The film has its shortcomings, to be sure. There are moments when an overwhelming sentiment verges precariously close to sentimentality. The film’s music, for example, is unsubtle and gets a little soupy at times. This is a charge levelled at many Japanese films, good and bad – one has only to recall the scene in Ichikawa’s The Burmese Harp (1956) when Japanese and American soldiers on opposite sides of a battlefield spontaneously join in singing “There’s No Place Like Home”. And even Niide admits he has gone a little too far when Kurosawa has him resort to a savage (and hilarious) judo display while rescuing a 12-year-old girl from a brothel. But if he was occasionally guilty of laying it on a little thick, “Kurosawa’s art”, as Vernon Young states, “is principally the sum of his conviction”.

Kurosawa, even as Japan was emerging into economic prosperity, sought out his heroes among those who were overlooked by progress and economic reformers. He stated, “I think that the terrible reality that I describe in Red Beard is exactly that of Japan today. How to explain the contrast, the discrepancy between what one sees, the appearance of prosperity and the deep reality?” (5)

Red Beard stands as Kurosawa’s most powerful testament to the challenge that his brother Heigo set for him. In an oft-related anecdote, Kurosawa accompanied his brother through the ruins of Tokyo after the great Kanto earthquake of 1923. Turning away from the sight of the dead and dying victims of the quake, Heigo told his younger brother, “If you shut your eyes to a frightening sight, you end up being frightened.

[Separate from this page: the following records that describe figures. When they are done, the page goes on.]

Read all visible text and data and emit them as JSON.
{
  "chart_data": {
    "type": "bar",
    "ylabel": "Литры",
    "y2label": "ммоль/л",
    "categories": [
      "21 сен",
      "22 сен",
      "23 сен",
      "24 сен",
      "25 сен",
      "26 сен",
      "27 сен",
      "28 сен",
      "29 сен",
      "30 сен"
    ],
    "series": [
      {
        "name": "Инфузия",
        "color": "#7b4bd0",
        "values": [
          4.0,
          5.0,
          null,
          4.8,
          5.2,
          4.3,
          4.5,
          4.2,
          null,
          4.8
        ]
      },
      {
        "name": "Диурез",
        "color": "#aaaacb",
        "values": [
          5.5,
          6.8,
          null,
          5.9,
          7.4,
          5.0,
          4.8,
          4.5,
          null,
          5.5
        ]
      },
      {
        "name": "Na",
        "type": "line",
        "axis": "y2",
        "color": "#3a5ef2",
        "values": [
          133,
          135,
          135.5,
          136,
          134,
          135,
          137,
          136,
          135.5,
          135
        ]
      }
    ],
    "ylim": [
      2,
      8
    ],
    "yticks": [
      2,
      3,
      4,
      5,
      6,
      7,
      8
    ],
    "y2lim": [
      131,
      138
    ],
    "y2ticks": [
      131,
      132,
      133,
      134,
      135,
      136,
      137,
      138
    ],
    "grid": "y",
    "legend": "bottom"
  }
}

If you look at everything straight on, there is nothing to be afraid of.” (6) In his greatest films, Kurosawa exhorts us all to do the same.

© Dan Harper, March 2006

(1) Vernon Young, “International Film: Tensions and Pretensions”, On Film: Unpopular Essays on a Popular Art, Quadrangle/The New York Times Book Co., New York, 1972, p. 302 (originally published in 1967 in The Hudson Review).
(2) George Orwell, The Penguin Essays of George Orwell, Harmondsworth, Penguin Books, 1984, p. 188.
(3) Stephen Prince, The Warrior’s Camera: The Cinema of Akira Kurosawa, Princeton University Press, Princeton, 1991, p. 235.
(4) Young, p. 304.
(5) Quoted in Prince, p. 247.
(6) Akira Kurosawa, Something Like an Autobiography, trans. Audie Bock, Alfred A. Knopf, New York, 1982, p. 54.